There are many aspects of a building’s fire barriers that are designed to help prevent the spread of fire as well as keeping occupants safe. Part of that system is the building’s fire and smoke dampers. Dampers are often hidden out of sight, which means they are more likely to be out of compliance. And as fire and life safety professionals, we spend a lot of time talking about the importance of fire damper inspection and repairs. But what about the smoke dampers that help prevent the spread of smoke?
Like fire, smoke can spread quickly and easily through a building. Smoke rises, so one of the fastest ways for it to spread is through a building’s ventilation system. And since smoke inhalation is the leading cause of death during a fire, preventing the spread of smoke is essential to keeping occupants safe during evacuation. So how exactly do smoke dampers work in helping to prevent smoke from spreading?
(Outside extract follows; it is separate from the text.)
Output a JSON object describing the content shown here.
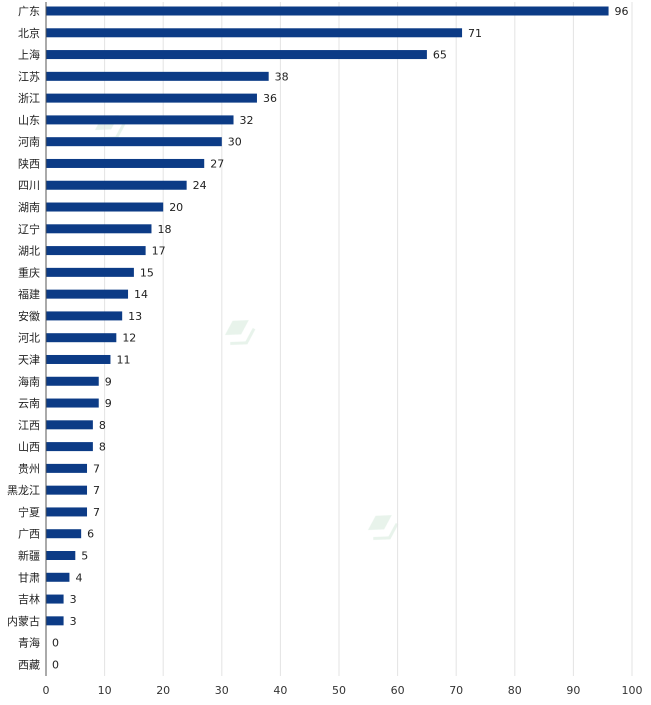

Smoke dampers are specifically designed and installed in the ductwork and air transfer openings to prevent the passage of smoke between sections. Smoke dampers will work once smoke is detected by a smoke detector, which is typically located in the ductwork as well. The smoke detectors are usually wired to a central alarm panel where an alarm will send a signal to an actuator attached to the smoke damper. The actuator can be located internally or externally of the damper, and is operated either electrically or pneumatically. The actuator will use the jack-shaft and linkage to open and close the blades of the smoke damper.
Pneumatic Actuators: Use air to function properly and will fail if there is:
- No Air to Actuator
- No Airline to Actuator
- Not Enough Air to Actuator
Electrical Actuators: Use power to function properly and will fail if there is:
- No Power to Actuator
- No Power Wired to Actuator
Understanding how a smoke dampers works can help you have a better understand of why inspecting and repairing smoke dampers are just as important as fire dampers. It only takes minutes for thick black smoke to fill a hallway or stairwell. By cutting off the passageways for smoke to travel, the fire will be contained to one specific location. And with summer right around the corner, making sure that your facility is prepared for both fire and smoke is essential.